Interrogé par l'inspection du travail sur les modalités pratiques d'organisation du temps de travail des managers-techniciens, l'employeur a donné des précisions sur la manière dont l'emploi du temps de ces derniers est fixé, dans son courrier de réponse du 29 avril 2019 (pièce n°17) qui détaille les fonctions du manager-technicien comme suit :
« est garant du bon fonctionnement de son équipe ainsi que, le cas échéant, de la bonne gestion du point de vente dont il est responsable (notamment de son ouverture et de sa fermeture). Dans la mesure où le corner est dans une galerie marchande soumise à des horaires d'ouverture et de fermeture, il doit se rendre à un horaire déterminé au sein du corner tout en restant libre d'organiser comme il l'entend son temps de travail. ['] Les plannings sont réalisés plusieurs semaines à l'avance et restent prévisionnels. Ils peuvent être modifiés par le manager-technicien ['] Les managers-techniciens sont parfois amenés à pallier l'absence d'un salarié en cas d'absence inopinée mais l'entreprise s'efforce de trouver une solution de soutien au manager-technicien le plus rapidement possible ».

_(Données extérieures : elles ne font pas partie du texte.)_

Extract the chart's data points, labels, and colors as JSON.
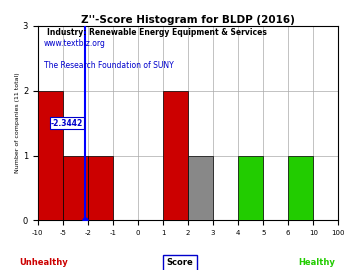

Cependant, les autres éléments du dossier contredisent les déclarations de l'employeur quant à la liberté dont disposeraient les managers-techniciens dans l'organisation de leur temps de travail, et confirment les constatations effectuées par l'inspecteur du travail au cours des années 2018 et 2019.
En effet, il résulte des pièces produites que, dans la majorité des cas, les managers-techniciens, qui étaient eux-mêmes contrôlés par les chefs des ventes, n'encadraient qu'un seul technicien par stand (pièce n°13 de l'employeur). A cet égard, l'accord relatif à la durée de travail du 1er juin 2017 (pièce n°15 de l'employeur, page 9) laisse apparaître « une impossibilité de positionner plus d'un ou deux collaborateurs de manière habituelle sur un point de vente », ce qui conduisait les salariés, non soumis au forfait en jours à effectuer, de manière exceptionnelle, 12 heures de travail par jour ou jusqu'à 46 heures de travail par semaine.
En l'occurrence, M. [K] n'encadrait qu'un seul technicien, lequel travaillait à hauteur de 35 heures par semaine, tandis que le magasin devait rester ouvert de 9h30 à 20h00 du lundi au samedi. Dès lors, le manager devait, en plus d'être présent lors de l'ouverture et de la fermeture du magasin, assurer la tenue du stand durant les heures d'absence du technicien, étant rappelé qu'il devait également assurer la « bonne gestion » du magasin lors d'absences inopinées du technicien.
Les calendriers produits par M. [K] confirment sa présence assidue, ainsi que le fait qu'il gérait, a minima une fois par semaine, le point de vente durant toute la plage horaire d'ouverture de ce dernier.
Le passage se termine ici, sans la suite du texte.